Bass Fellowship Established at Yale School of Architecture
The dean of Yale School of Architecture, Robert A.M. Stern, has announced the creation of the Edward P. Bass Distinguished Visiting Architecture Fellowship at the School.
The Bass Fellowship will bring distinguished private and public-sector clients to the School of Architecture on a regular basis to give students insight into the “real-world” development process and the architect’s role on a development team.
Gerald Hines, one of the world’s most renowned property developers, will be the first Bass Fellow.
“This is a path-breaking fellowship, ensuring that top class developers and their teams work side by side with distinguished architecture faculty and advanced design students,” says Stern.
Fellows, to be selected by the dean, will be drawn from the ranks of top leaders in the development community – i.e., private sector developers, government developers, corporate leaders or top institutional developers.
Throughout the course of a semester, the Bass Fellows will participate in a design studio led by a senior or visiting faculty member that will be organized around a development project with which the Bass Fellow is engaged. Other members of the fellow’s project development team will also be invited to participate in the course.
The Bass Fellows will also deliver a public lecture. Hines will present the first talk, “From Local to Global: Urban Development for the Twenty-First Century,” on January 10. Free and open to the public, the talk takes place in Hastings Hall of the A & A building, 6:30 p.m. Reservations are necessary: Call Jennifer Castellon at 203-432-2889.
“The Bass Fellowship promises to be a landmark undertaking in our school and a program of design inquiry that will influence architectural education well beyond Yale’s walls,” says Stern.’

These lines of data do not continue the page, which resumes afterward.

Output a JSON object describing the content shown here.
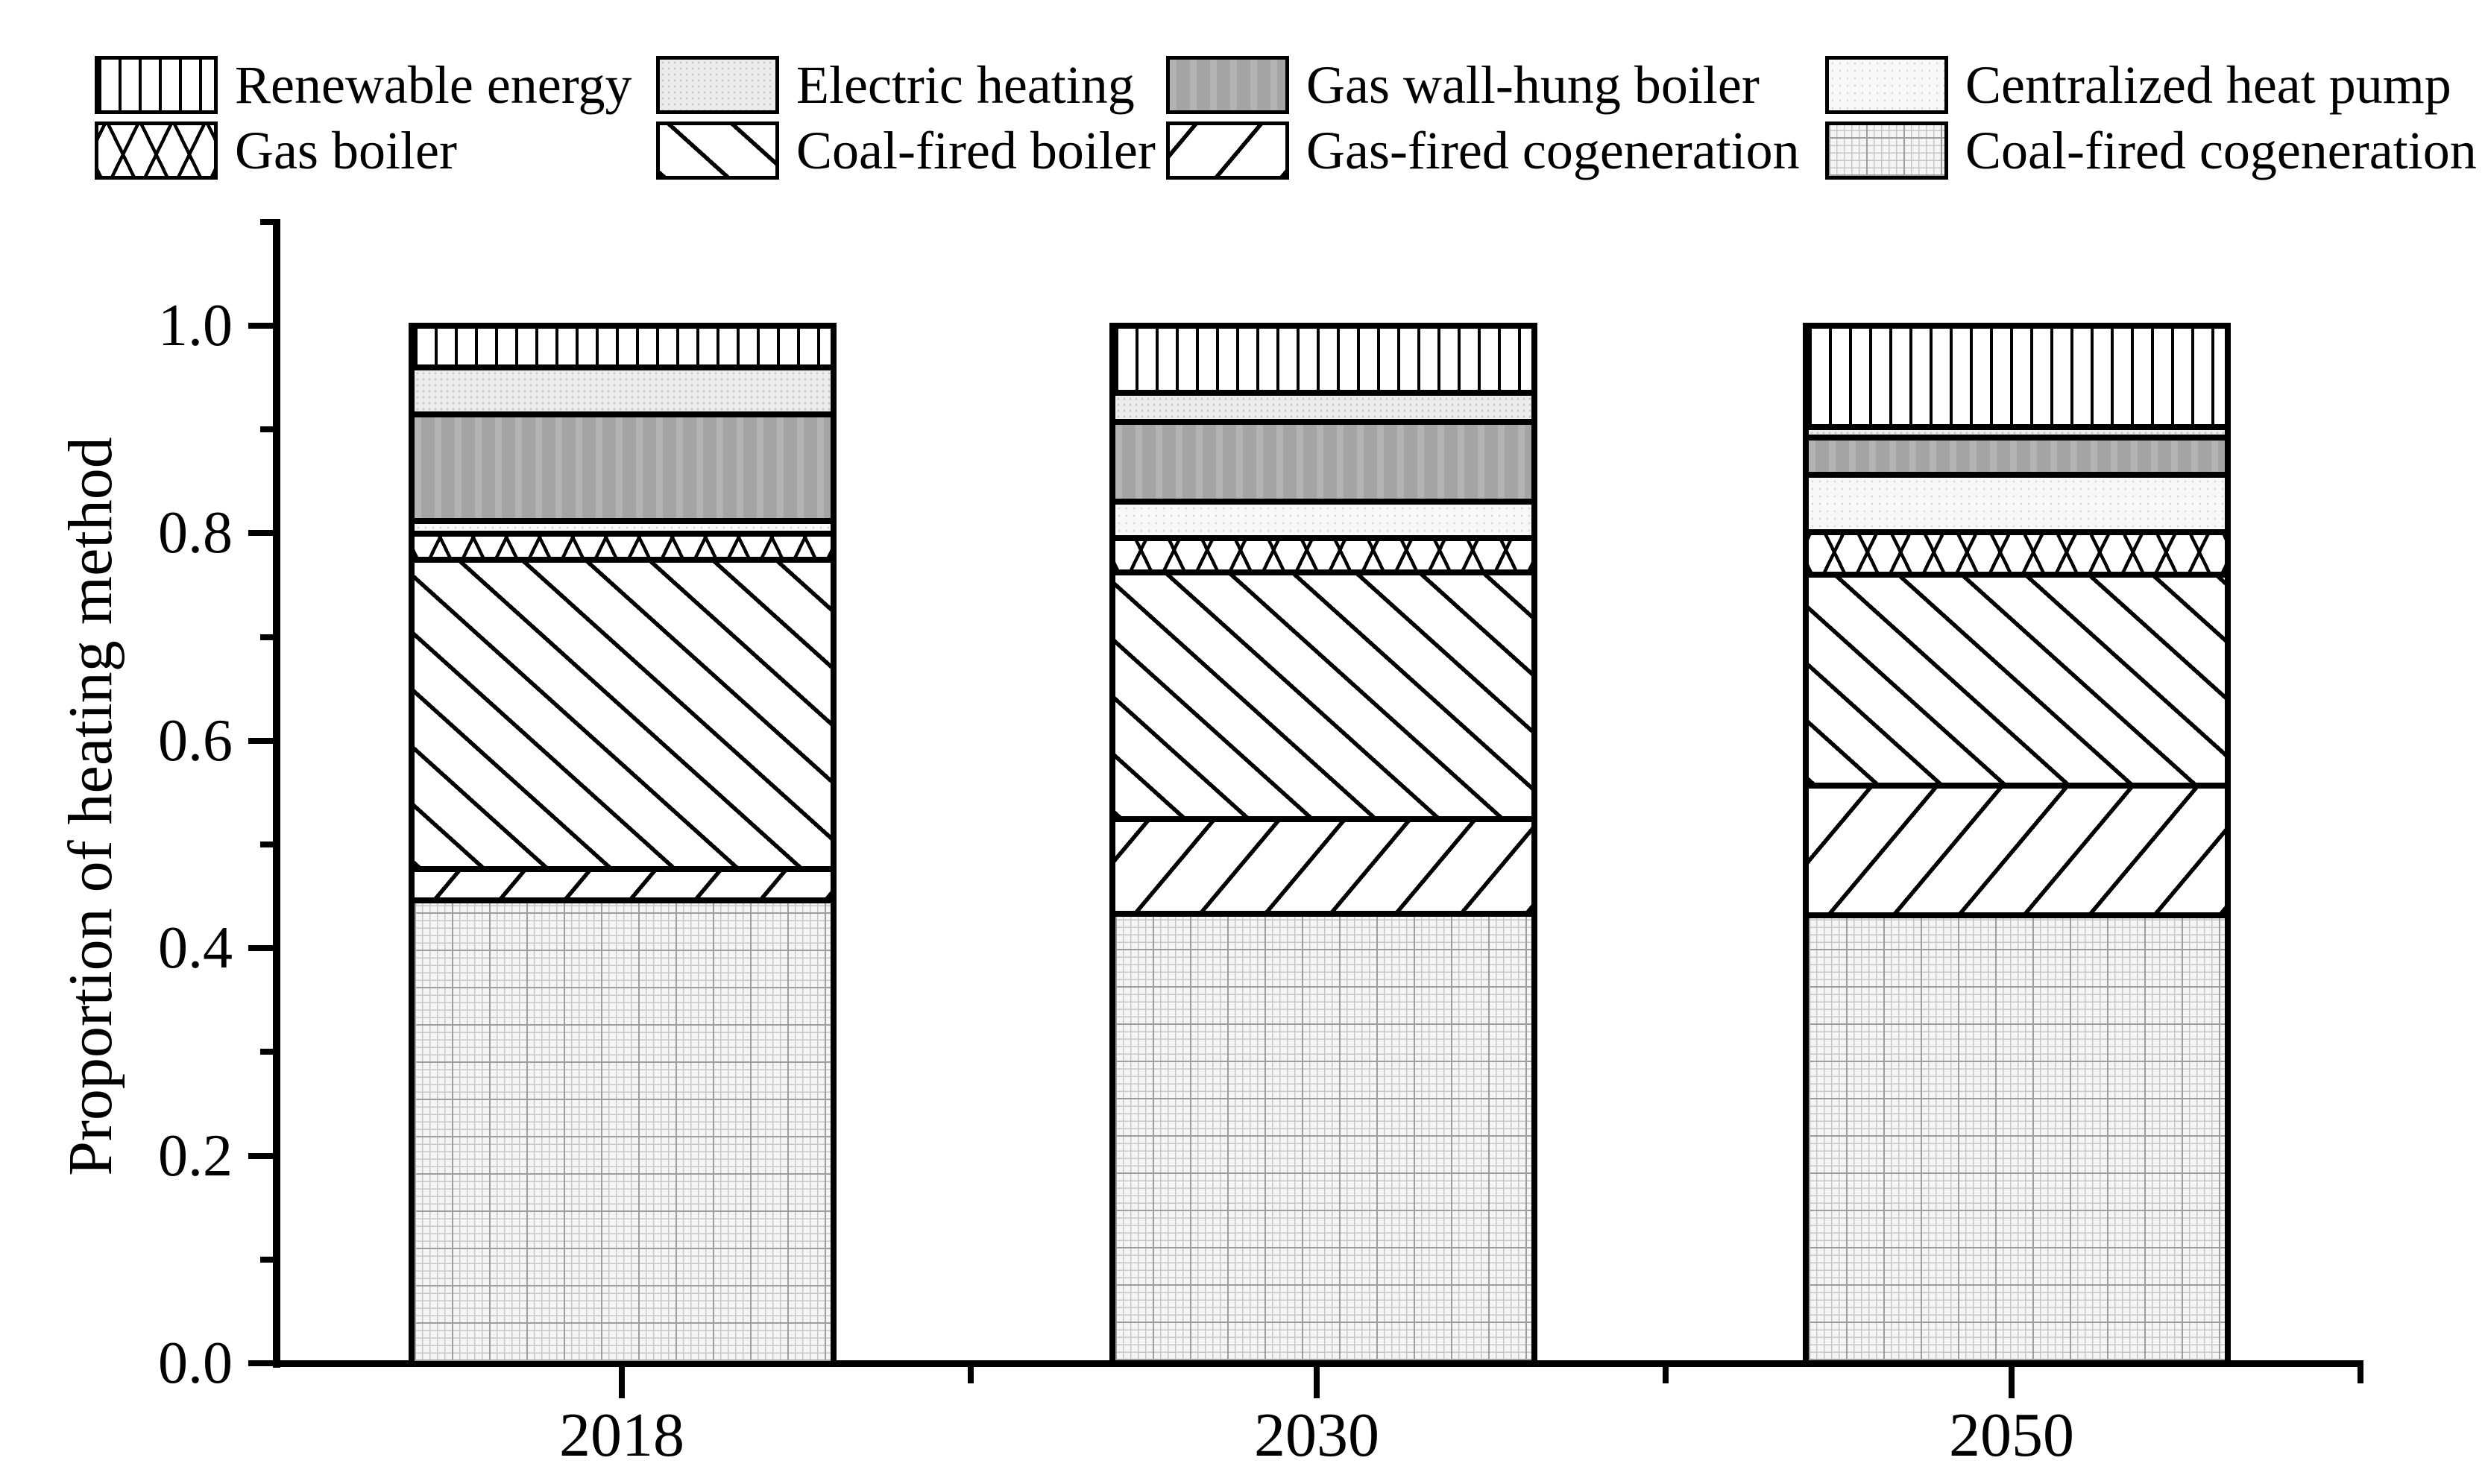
{
  "figure": {
    "background": "#ffffff",
    "ink_color": "#000000"
  },
  "legend": {
    "items": [
      {
        "label": "Renewable energy",
        "pattern": "vertical-stripes",
        "pattern_class": "p-re"
      },
      {
        "label": "Electric heating",
        "pattern": "light-gray-dots",
        "pattern_class": "p-eh"
      },
      {
        "label": "Gas wall-hung boiler",
        "pattern": "solid-medium-gray",
        "pattern_class": "p-gwh"
      },
      {
        "label": "Centralized heat pump",
        "pattern": "sparse-dots-white",
        "pattern_class": "p-chp"
      },
      {
        "label": "Gas boiler",
        "pattern": "diamond-crosshatch",
        "pattern_class": "p-gb"
      },
      {
        "label": "Coal-fired boiler",
        "pattern": "backslash-hatch",
        "pattern_class": "p-cb"
      },
      {
        "label": "Gas-fired cogeneration",
        "pattern": "slash-hatch",
        "pattern_class": "p-gc"
      },
      {
        "label": "Coal-fired cogeneration",
        "pattern": "fine-grid",
        "pattern_class": "p-cc"
      }
    ]
  },
  "y_axis": {
    "label": "Proportion of heating method",
    "tick_labels": [
      "0.0",
      "0.2",
      "0.4",
      "0.6",
      "0.8",
      "1.0"
    ],
    "tick_values": [
      0.0,
      0.2,
      0.4,
      0.6,
      0.8,
      1.0
    ],
    "minor_tick_values": [
      0.1,
      0.3,
      0.5,
      0.7,
      0.9,
      1.1
    ],
    "range": [
      0,
      1.1
    ]
  },
  "x_axis": {
    "tick_labels": [
      "2018",
      "2030",
      "2050"
    ]
  },
  "chart_data": {
    "type": "bar",
    "stacked": true,
    "grid": false,
    "legend_position": "top",
    "title": "",
    "xlabel": "",
    "ylabel": "Proportion of heating method",
    "ylim": [
      0,
      1.1
    ],
    "categories": [
      "2018",
      "2030",
      "2050"
    ],
    "series": [
      {
        "name": "Coal-fired cogeneration",
        "pattern_class": "p-cc",
        "values": [
          0.447,
          0.433,
          0.432
        ]
      },
      {
        "name": "Gas-fired cogeneration",
        "pattern_class": "p-gc",
        "values": [
          0.03,
          0.091,
          0.125
        ]
      },
      {
        "name": "Coal-fired boiler",
        "pattern_class": "p-cb",
        "values": [
          0.298,
          0.238,
          0.203
        ]
      },
      {
        "name": "Gas boiler",
        "pattern_class": "p-gb",
        "values": [
          0.025,
          0.033,
          0.041
        ]
      },
      {
        "name": "Centralized heat pump",
        "pattern_class": "p-chp",
        "values": [
          0.012,
          0.035,
          0.055
        ]
      },
      {
        "name": "Gas wall-hung boiler",
        "pattern_class": "p-gwh",
        "values": [
          0.103,
          0.077,
          0.036
        ]
      },
      {
        "name": "Electric heating",
        "pattern_class": "p-eh",
        "values": [
          0.045,
          0.028,
          0.01
        ]
      },
      {
        "name": "Renewable energy",
        "pattern_class": "p-re",
        "values": [
          0.04,
          0.065,
          0.098
        ]
      }
    ]
  }
}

Hines is founder, co-owner and chief executive officer of one of the largest real estate companies in the world. He has been hailed as a developer of vision, who is dedicated to the highest standards of building and to sound principles of urban
Founded in 1957 and based in Houston, his firm has offices throughout North America and Europe and in South America and China. The company has more than 700 projects to its credit, ranging from office skyscrapers, corporate headquarters and mixed-use industrial parks to planned residential communities, resorts and single-family homes. Philip Johnson, Cesar Pelli, I.M. Pei, Kevin Roche, Lord Norman Foster, Frank Gehry and Robert A.M. Stern are among the notable architects who have designed Hines’ projects.
As a Bass Fellow, Hines will teach in collaboration with Stefan Behnisch, the Eero Saarinen Visiting Professor of Architecture. Behnisch, whose practice is based in Stuttgart, Germany, is the architect of the new, highly acclaimed, energy-efficient headquarters building for Genzyme, Inc. in Cambridge, Massachusetts.
The project to be explored with students by Hines and Behnisch will be the fashion museum and school to be built as part of the Garibaldi Repubblica development – an ambitious mulit-use project being planned for Milan, Italy by the Hines organization and its master-plan architect, Cesar Pelli.